Autophagosomal YKT6 is required for fusion with lysosomes independently of syntaxin 17

Macroautophagy is an evolutionarily conserved catabolic mechanism that delivers intracellular constituents to lysosomes using autophagosomes. To achieve degradation, lysosomes must fuse with closed autophagosomes. We previously reported that the soluble N-ethylmaleimide–sensitive factor attachment protein receptor (SNARE) protein syntaxin (STX) 17 translocates to autophagosomes to mediate fusion with lysosomes. In this study, we report an additional mechanism.

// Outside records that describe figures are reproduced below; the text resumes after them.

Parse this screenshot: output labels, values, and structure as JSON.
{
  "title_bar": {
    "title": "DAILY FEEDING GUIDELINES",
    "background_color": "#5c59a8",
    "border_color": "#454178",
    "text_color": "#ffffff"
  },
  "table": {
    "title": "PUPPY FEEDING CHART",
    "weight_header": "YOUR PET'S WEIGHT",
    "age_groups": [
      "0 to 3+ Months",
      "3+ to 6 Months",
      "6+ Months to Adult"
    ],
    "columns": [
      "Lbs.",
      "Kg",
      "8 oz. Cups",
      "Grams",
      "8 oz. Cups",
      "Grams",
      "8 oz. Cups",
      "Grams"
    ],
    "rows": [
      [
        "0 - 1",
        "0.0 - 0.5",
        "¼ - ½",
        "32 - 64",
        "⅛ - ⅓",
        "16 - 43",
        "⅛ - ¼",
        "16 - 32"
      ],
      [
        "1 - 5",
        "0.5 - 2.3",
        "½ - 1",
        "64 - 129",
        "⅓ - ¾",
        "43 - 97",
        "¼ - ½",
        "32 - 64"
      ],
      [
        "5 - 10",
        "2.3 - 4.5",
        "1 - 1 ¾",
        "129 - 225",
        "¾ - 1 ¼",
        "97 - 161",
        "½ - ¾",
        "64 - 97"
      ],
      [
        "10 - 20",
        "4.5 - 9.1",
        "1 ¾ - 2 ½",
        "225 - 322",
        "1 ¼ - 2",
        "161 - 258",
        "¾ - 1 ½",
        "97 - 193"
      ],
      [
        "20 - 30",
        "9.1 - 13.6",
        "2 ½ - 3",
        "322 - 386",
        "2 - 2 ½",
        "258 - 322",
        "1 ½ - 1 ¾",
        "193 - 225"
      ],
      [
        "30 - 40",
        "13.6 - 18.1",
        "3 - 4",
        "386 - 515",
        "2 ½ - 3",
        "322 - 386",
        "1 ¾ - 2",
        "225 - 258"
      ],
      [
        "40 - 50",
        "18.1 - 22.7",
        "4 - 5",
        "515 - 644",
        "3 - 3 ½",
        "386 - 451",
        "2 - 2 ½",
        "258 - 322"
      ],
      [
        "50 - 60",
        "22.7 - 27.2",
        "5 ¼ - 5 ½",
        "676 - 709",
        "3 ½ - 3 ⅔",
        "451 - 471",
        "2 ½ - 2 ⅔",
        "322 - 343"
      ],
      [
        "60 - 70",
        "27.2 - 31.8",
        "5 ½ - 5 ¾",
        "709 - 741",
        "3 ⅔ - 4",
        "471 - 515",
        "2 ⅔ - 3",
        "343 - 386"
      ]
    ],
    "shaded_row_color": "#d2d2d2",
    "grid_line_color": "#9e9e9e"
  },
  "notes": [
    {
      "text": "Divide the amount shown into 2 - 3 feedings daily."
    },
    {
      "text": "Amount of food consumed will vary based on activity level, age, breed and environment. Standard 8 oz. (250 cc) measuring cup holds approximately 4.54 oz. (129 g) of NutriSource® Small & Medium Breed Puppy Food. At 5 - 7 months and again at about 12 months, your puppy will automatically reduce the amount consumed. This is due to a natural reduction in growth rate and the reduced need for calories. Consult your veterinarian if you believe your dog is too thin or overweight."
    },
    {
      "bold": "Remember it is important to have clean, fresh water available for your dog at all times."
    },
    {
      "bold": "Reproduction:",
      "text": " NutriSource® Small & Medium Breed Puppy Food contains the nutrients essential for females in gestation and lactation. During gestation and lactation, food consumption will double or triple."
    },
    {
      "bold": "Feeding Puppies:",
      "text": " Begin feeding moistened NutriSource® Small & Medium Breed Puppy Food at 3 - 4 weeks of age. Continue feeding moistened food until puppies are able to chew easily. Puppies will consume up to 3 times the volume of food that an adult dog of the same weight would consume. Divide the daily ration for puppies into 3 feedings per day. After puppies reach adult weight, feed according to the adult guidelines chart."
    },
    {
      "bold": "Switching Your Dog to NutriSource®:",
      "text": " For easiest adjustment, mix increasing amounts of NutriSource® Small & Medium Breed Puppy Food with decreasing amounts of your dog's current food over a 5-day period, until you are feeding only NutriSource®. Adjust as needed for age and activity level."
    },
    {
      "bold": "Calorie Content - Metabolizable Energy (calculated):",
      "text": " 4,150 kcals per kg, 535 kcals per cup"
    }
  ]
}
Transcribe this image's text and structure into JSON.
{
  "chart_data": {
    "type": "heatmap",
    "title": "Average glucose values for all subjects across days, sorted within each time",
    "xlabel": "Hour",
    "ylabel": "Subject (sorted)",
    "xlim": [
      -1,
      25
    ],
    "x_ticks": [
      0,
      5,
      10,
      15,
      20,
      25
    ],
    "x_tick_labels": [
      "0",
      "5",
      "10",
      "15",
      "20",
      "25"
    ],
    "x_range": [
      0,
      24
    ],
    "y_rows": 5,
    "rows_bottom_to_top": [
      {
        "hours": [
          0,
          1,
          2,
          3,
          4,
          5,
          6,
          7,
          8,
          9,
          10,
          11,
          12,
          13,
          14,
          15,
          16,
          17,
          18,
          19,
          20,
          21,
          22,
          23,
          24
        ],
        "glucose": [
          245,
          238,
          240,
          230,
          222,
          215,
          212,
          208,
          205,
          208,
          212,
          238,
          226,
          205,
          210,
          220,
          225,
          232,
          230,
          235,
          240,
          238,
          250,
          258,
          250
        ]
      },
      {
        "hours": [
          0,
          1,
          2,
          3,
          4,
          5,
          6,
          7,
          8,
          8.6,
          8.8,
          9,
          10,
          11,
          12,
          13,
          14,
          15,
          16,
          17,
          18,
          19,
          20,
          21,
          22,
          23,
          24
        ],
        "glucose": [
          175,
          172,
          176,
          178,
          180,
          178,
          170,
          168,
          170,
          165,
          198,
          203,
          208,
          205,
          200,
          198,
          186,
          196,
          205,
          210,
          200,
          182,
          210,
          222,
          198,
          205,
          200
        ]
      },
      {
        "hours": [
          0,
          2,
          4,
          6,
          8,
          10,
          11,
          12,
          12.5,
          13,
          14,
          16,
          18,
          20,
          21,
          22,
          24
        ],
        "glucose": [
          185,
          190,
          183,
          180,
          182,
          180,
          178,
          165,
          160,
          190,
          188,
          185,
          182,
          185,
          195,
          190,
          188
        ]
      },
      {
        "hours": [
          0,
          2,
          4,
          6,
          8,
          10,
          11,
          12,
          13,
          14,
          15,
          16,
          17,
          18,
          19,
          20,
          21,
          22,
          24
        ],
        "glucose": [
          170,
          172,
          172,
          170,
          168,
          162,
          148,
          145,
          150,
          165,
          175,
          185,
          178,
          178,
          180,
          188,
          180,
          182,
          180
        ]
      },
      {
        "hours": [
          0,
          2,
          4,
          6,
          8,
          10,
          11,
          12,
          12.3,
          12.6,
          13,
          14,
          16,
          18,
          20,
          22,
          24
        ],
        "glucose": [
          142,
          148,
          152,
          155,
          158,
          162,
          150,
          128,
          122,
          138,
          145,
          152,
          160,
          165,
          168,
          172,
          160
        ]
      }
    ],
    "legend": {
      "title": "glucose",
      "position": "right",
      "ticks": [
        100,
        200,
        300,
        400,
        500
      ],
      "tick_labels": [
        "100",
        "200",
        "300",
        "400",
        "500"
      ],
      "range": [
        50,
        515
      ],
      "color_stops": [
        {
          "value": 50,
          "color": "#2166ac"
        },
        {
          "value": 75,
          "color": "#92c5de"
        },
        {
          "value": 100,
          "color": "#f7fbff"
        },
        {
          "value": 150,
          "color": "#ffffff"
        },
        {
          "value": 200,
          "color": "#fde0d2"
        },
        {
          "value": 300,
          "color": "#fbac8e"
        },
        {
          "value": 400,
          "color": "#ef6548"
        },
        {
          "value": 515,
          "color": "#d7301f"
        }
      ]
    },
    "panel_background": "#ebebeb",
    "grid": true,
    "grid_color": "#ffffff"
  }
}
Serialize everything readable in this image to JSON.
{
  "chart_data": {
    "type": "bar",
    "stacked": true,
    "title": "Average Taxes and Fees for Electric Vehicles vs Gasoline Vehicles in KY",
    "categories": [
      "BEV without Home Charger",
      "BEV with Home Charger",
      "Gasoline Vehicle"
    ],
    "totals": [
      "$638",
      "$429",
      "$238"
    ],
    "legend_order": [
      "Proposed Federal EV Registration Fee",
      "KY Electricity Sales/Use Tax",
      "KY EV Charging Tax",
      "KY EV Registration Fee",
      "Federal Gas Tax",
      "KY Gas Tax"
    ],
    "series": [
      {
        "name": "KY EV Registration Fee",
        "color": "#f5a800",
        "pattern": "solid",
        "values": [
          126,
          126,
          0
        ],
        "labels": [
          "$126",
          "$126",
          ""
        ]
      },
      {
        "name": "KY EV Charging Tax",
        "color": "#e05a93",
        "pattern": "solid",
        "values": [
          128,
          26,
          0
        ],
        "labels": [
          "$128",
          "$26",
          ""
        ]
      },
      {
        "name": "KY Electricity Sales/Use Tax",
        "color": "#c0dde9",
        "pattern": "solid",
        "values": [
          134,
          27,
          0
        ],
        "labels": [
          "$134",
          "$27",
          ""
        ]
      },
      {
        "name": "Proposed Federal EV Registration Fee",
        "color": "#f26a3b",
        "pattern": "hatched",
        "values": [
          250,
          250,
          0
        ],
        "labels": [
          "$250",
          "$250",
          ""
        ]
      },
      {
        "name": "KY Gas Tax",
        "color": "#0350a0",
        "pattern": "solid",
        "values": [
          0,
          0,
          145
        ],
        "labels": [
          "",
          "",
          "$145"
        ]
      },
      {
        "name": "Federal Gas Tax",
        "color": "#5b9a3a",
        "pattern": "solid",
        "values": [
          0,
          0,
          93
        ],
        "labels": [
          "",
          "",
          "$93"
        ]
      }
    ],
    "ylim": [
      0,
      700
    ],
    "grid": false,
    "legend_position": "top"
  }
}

We found that autophagosome–lysosome fusion is retained to some extent even in STX17 knockout (KO) HeLa cells. By screening other human SNAREs, we identified YKT6 as a novel autophagosomal SNARE protein. Depletion of YKT6 inhibited autophagosome–lysosome fusion partially in wild-type and completely in STX17 KO cells, suggesting that YKT6 and STX17 are independently required for fusion. YKT6 formed a SNARE complex with SNAP29 and lysosomal STX7, both of which are required for autophagosomal fusion. Recruitment of YKT6 to autophagosomes depends on its N-terminal longin domain but not on the C-terminal palmitoylation and farnesylation that are essential for its Golgi localization. These findings suggest that two independent SNARE complexes mediate autophagosome–lysosome fusion.